Gênero e sexualidade são os temas centrais de A menina que não fui, romance polêmico francês traduzido pela primeira vez para língua portuguesa. “Ainda que outras obras ficcionais já tivessem tematizado as relações afetivo-sexuais em colégios internos, aqui certamente não se repete o recurso de botar panos quentes para não escandalizar.” João Silvério Trevisan, no prefácio de A menina que não fui.

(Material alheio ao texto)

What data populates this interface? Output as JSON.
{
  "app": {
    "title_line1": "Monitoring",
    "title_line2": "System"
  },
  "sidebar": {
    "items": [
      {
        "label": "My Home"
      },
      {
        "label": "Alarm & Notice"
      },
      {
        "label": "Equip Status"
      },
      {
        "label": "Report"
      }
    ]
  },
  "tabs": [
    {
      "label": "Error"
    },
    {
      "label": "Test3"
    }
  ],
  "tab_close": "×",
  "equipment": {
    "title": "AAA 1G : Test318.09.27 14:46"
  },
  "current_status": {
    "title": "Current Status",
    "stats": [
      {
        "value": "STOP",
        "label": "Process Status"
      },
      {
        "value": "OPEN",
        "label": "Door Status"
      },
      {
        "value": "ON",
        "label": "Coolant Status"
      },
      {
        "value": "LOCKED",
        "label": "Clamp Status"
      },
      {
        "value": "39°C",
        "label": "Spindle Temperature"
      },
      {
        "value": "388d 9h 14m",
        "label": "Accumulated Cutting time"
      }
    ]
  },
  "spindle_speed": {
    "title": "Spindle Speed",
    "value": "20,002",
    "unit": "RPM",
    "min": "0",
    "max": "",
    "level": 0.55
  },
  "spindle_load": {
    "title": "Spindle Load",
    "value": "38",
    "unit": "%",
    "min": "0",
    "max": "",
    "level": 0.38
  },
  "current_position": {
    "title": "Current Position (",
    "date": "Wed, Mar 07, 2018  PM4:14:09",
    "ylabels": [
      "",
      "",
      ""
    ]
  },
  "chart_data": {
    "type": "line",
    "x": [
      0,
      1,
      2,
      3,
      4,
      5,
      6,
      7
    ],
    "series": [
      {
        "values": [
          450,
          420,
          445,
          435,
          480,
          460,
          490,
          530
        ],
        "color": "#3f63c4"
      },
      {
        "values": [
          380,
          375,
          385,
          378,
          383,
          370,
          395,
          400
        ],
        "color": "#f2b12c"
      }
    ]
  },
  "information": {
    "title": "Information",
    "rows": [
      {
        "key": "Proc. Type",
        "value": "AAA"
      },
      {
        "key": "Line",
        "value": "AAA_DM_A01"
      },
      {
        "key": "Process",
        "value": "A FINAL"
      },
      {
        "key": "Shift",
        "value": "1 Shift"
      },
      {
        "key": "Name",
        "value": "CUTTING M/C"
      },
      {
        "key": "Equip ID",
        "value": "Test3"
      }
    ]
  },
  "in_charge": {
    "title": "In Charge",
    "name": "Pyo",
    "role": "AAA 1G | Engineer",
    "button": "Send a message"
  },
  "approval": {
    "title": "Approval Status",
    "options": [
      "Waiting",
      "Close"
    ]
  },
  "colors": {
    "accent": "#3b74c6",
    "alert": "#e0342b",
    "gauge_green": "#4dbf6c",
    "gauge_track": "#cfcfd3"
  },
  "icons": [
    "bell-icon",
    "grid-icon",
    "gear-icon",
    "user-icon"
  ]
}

A edição da Ercolano abre com o prefácio de João Silvério Trevisan, intitulado O Menino que era Rainha, em alusão à ascensão e ao declínio do protagonista François de Taulane, apelidado de “mulherzinha” e “rainha Françoise” pelos colegas que por ele sentiam tanto desprezo quanto atração. O olhar de Trevisan traz elementos-chave para atualizar a discussão sobre A menina que não fui, ressaltando sua pertinência para a contemporaneidade.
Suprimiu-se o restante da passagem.